Review: Cabaret show falls short of expectations

Posted by admin on December 5, 2013

By Tom Alvarez, Indianapolis Performing Arts Examiner

November 27, 2013

It’s possible that there is hardly anyone alive who hasn’t at least heard “Memory,” the song made famous by Betty Buckley as Grizabella in “Cats,” the long running musical that premiered on Broadway in 1982. Bringing her star power to Indy, resulting in sold out shows, Buckley made her Cabaret at the Columbia Club debut in “Ah Men! The Boys of Broadway” Friday Nov. 21 and Saturday Nov. 22.

The Tony-Award winning (for “Cats”) Buckley’s other Broadway credits include “Sunset Boulevard,” “Triumph of Love,” “Pippin,” “The Mystery of Edwin Drood” and others. A film and television actress, Buckley starred for three seasons in the HBO series “Oz” and as Abby Bradford in the hit series “Eight Is Enough.” Buckley has also recorded 16 CDs including her most recent one, which bears the same title as her Cabaret at the Columbia Club show.

Buckley was accompanied by her extraordinary pianist and music director Christian Jacob. He was also responsible for many of the marvelous arrangements of Broadway show tunes traditionally sung by men which she performed.

Though Buckley’s dramatic talents showed no signs of diminishment at Friday’s show, it was clear that her vocal abilities were no longer at the same level as they once were. In fact, at times, especially whenever she belted or sang high notes, the shrill sound of her uncontrolled vibrato was nearly oppressive.

Songs performed by Buckley included “I Can See It,” “Maria” and “Jet Song,” from “West Side Story”; “Luck Be A Lady Tonight,” from “Guys and Dolls”; “Venice,” from “Elegies”; a suite of three songs from “Sweeney Todd” — “Not While I’m Around,” “Johanna” and “My Friends”; and “Corner of the Sky,” from “Pippin.”

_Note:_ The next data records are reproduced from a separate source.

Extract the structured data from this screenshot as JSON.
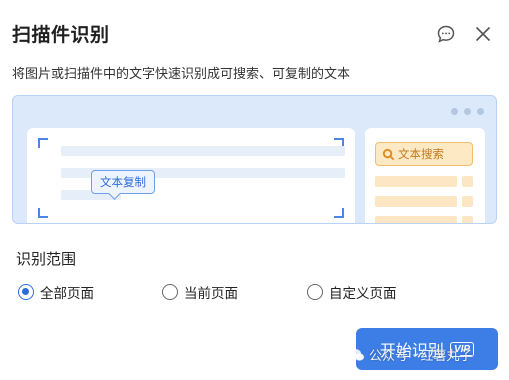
{
  "dialog": {
    "title": "扫描件识别",
    "subtitle": "将图片或扫描件中的文字快速识别成可搜索、可复制的文本",
    "header_icons": [
      "feedback-icon",
      "close-icon"
    ]
  },
  "illustration": {
    "copy_label": "文本复制",
    "search_label": "文本搜索",
    "accent_blue": "#3d7de6",
    "accent_orange": "#f3c06a"
  },
  "range": {
    "label": "识别范围",
    "options": [
      {
        "label": "全部页面",
        "checked": true
      },
      {
        "label": "当前页面",
        "checked": false
      },
      {
        "label": "自定义页面",
        "checked": false
      }
    ]
  },
  "actions": {
    "start_label": "开始识别",
    "vip_badge": "VIP"
  },
  "watermark": {
    "text": "公众号 · 红薯丸子"
  }
}
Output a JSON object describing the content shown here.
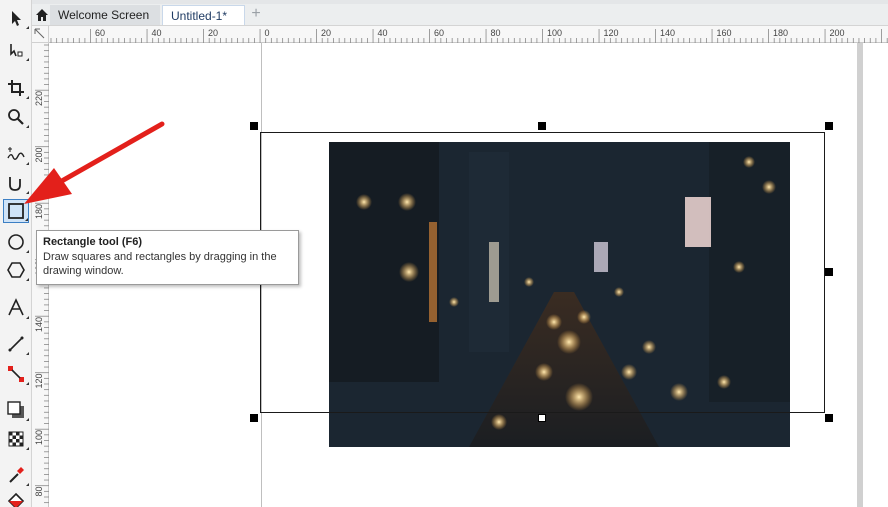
{
  "tabs": {
    "home_icon": "home-icon",
    "items": [
      {
        "label": "Welcome Screen"
      },
      {
        "label": "Untitled-1*"
      }
    ],
    "add_label": "+"
  },
  "toolbox": {
    "tools": [
      {
        "name": "pick-tool",
        "icon": "arrow-pointer-icon"
      },
      {
        "name": "shape-tool",
        "icon": "shape-node-icon"
      },
      {
        "name": "crop-tool",
        "icon": "crop-icon"
      },
      {
        "name": "zoom-tool",
        "icon": "magnifier-icon"
      },
      {
        "name": "freehand-tool",
        "icon": "freehand-icon"
      },
      {
        "name": "artistic-media-tool",
        "icon": "curve-icon"
      },
      {
        "name": "rectangle-tool",
        "icon": "rectangle-icon",
        "active": true
      },
      {
        "name": "ellipse-tool",
        "icon": "ellipse-icon"
      },
      {
        "name": "polygon-tool",
        "icon": "polygon-icon"
      },
      {
        "name": "text-tool",
        "icon": "text-a-icon"
      },
      {
        "name": "dimension-tool",
        "icon": "parallel-dimension-icon"
      },
      {
        "name": "connector-tool",
        "icon": "connector-icon"
      },
      {
        "name": "drop-shadow-tool",
        "icon": "drop-shadow-icon"
      },
      {
        "name": "transparency-tool",
        "icon": "checkerboard-icon"
      },
      {
        "name": "eyedropper-tool",
        "icon": "eyedropper-icon"
      },
      {
        "name": "interactive-fill-tool",
        "icon": "fill-bucket-icon"
      }
    ]
  },
  "rulers": {
    "horizontal_labels": [
      "60",
      "40",
      "20",
      "0",
      "20",
      "40",
      "60",
      "80",
      "100",
      "120",
      "140",
      "160",
      "180",
      "200"
    ],
    "vertical_labels": [
      "220",
      "200",
      "180",
      "160",
      "140",
      "120",
      "100",
      "80"
    ]
  },
  "tooltip": {
    "title": "Rectangle tool (F6)",
    "description": "Draw squares and rectangles by dragging in the drawing window."
  },
  "canvas": {
    "image_description_icon": "city-night-photo"
  },
  "colors": {
    "arrow": "#e3201b",
    "active_tool": "#cfe3f7",
    "tab_active_text": "#1f3b63"
  }
}
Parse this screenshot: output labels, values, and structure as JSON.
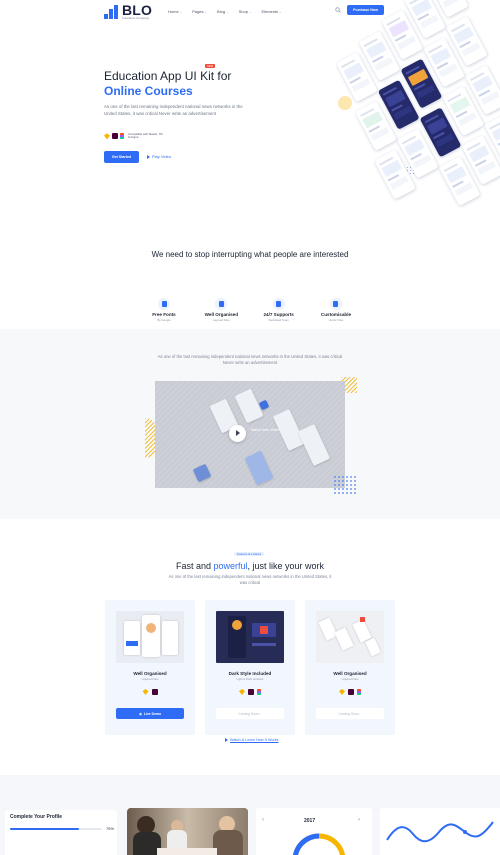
{
  "brand": {
    "name": "BLO",
    "tagline": "Freelance Company"
  },
  "nav": {
    "items": [
      {
        "label": "Home"
      },
      {
        "label": "Pages"
      },
      {
        "label": "Blog"
      },
      {
        "label": "Shop"
      },
      {
        "label": "Elements"
      }
    ],
    "search_icon": "search-icon",
    "purchase_label": "Purchase Now"
  },
  "hero": {
    "title_line1": "Education App UI Kit for",
    "title_line2": "Online Courses",
    "new_badge": "NEW",
    "description": "As one of the last remaining independent national news networks in the United States, it was critical Never write an advertisement",
    "compat_text": "Compatible with Sketch, XD & Figma",
    "get_started": "Get Started",
    "play_video": "Play Video"
  },
  "intro": {
    "title": "We need to stop interrupting what people are interested"
  },
  "features": [
    {
      "title": "Free Fonts",
      "sub": "By Google"
    },
    {
      "title": "Well Organised",
      "sub": "Layered Files"
    },
    {
      "title": "24/7 Supports",
      "sub": "Dedicated Team"
    },
    {
      "title": "Customisable",
      "sub": "Vector Files"
    }
  ],
  "video_section": {
    "description": "As one of the last remaining independent national news networks in the United States, it was critical Never write an advertisement",
    "watch_text": "Watch Intro Video"
  },
  "showcase": {
    "badge": "Features at a Glance",
    "title_pre": "Fast and ",
    "title_hl": "powerful",
    "title_post": ", just like your work",
    "description": "As one of the last remaining independent national news networks in the United States, it was critical",
    "cards": [
      {
        "title": "Well Organised",
        "sub": "Layered Files",
        "button": "Live Demo"
      },
      {
        "title": "Dark Style Included",
        "sub": "Light & Dark Versions",
        "button": "Coming Soon..."
      },
      {
        "title": "Well Organised",
        "sub": "Layered Files",
        "button": "Coming Soon..."
      }
    ],
    "watch_learn": "Watch & Learn How It Works"
  },
  "bottom": {
    "profile_title": "Complete Your Profile",
    "profile_progress": 75,
    "profile_progress_label": "75%",
    "year": "2017"
  },
  "colors": {
    "accent": "#2f6cf6",
    "badge_red": "#ee4d3b",
    "sketch_yellow": "#f7b500",
    "xd_dark": "#470137",
    "figma_red": "#f24e1e"
  }
}
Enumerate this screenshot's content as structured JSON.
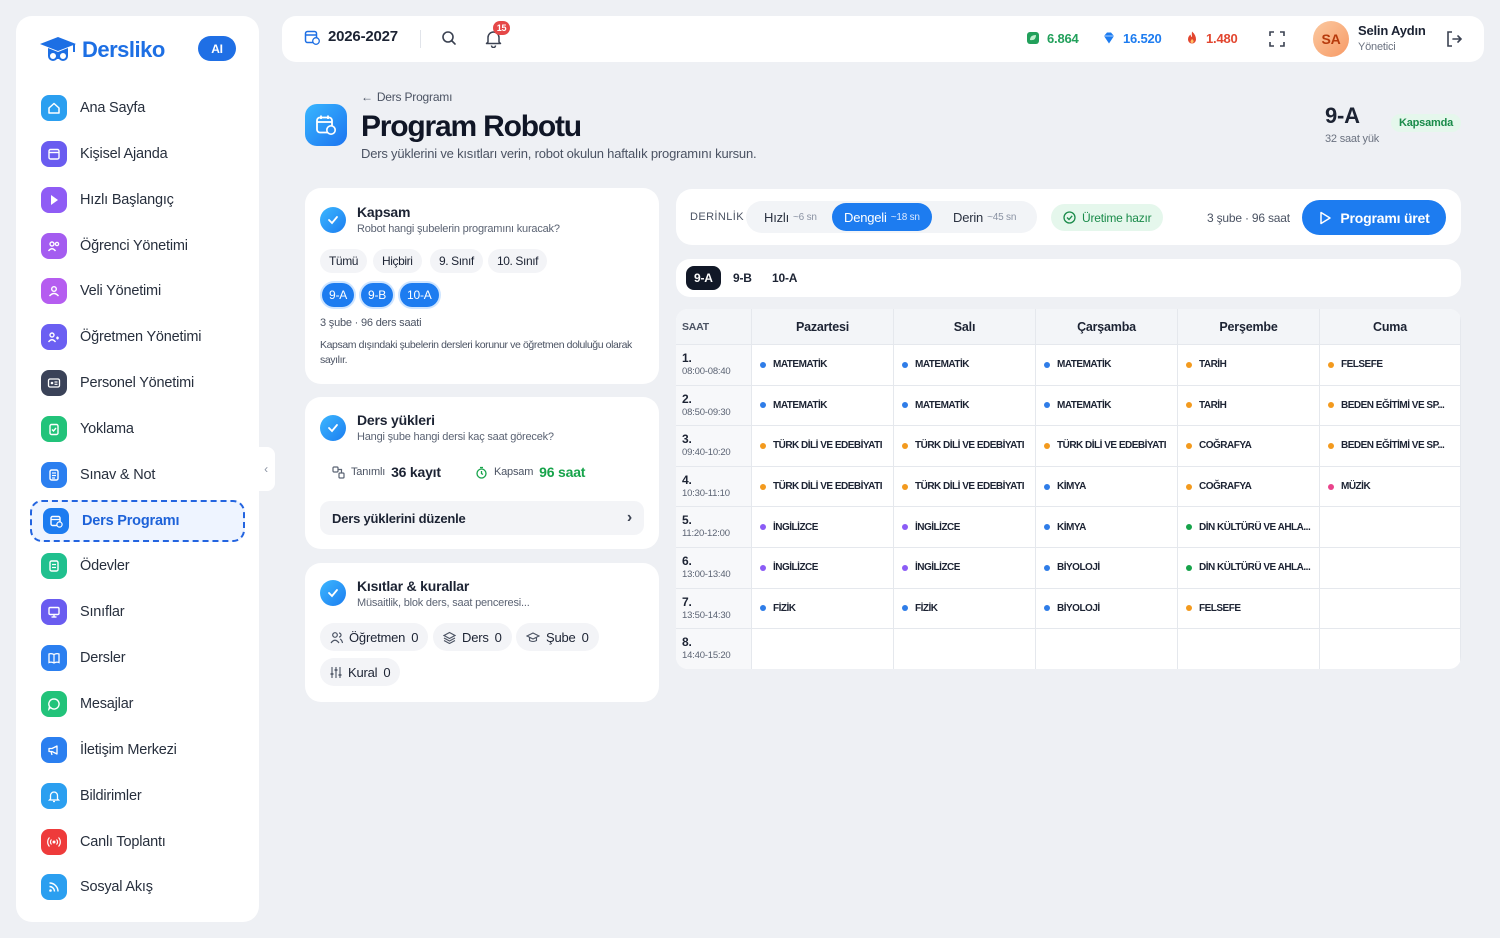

The thought that kept returning to this writer during Buckley’s performance was the wish to remember her voice the way it once was. Nevertheless, the evening was not a complete disappointment. There was no question that Buckley, an expressive, seasoned entertainer, has presence, could still connect with an audience and that she hadn’t lost her powers of story-telling either in song or the through the anecdotes she related about her life and career. Still, what was hoped would be a satisfying musical experience was instead merely a bittersweet one.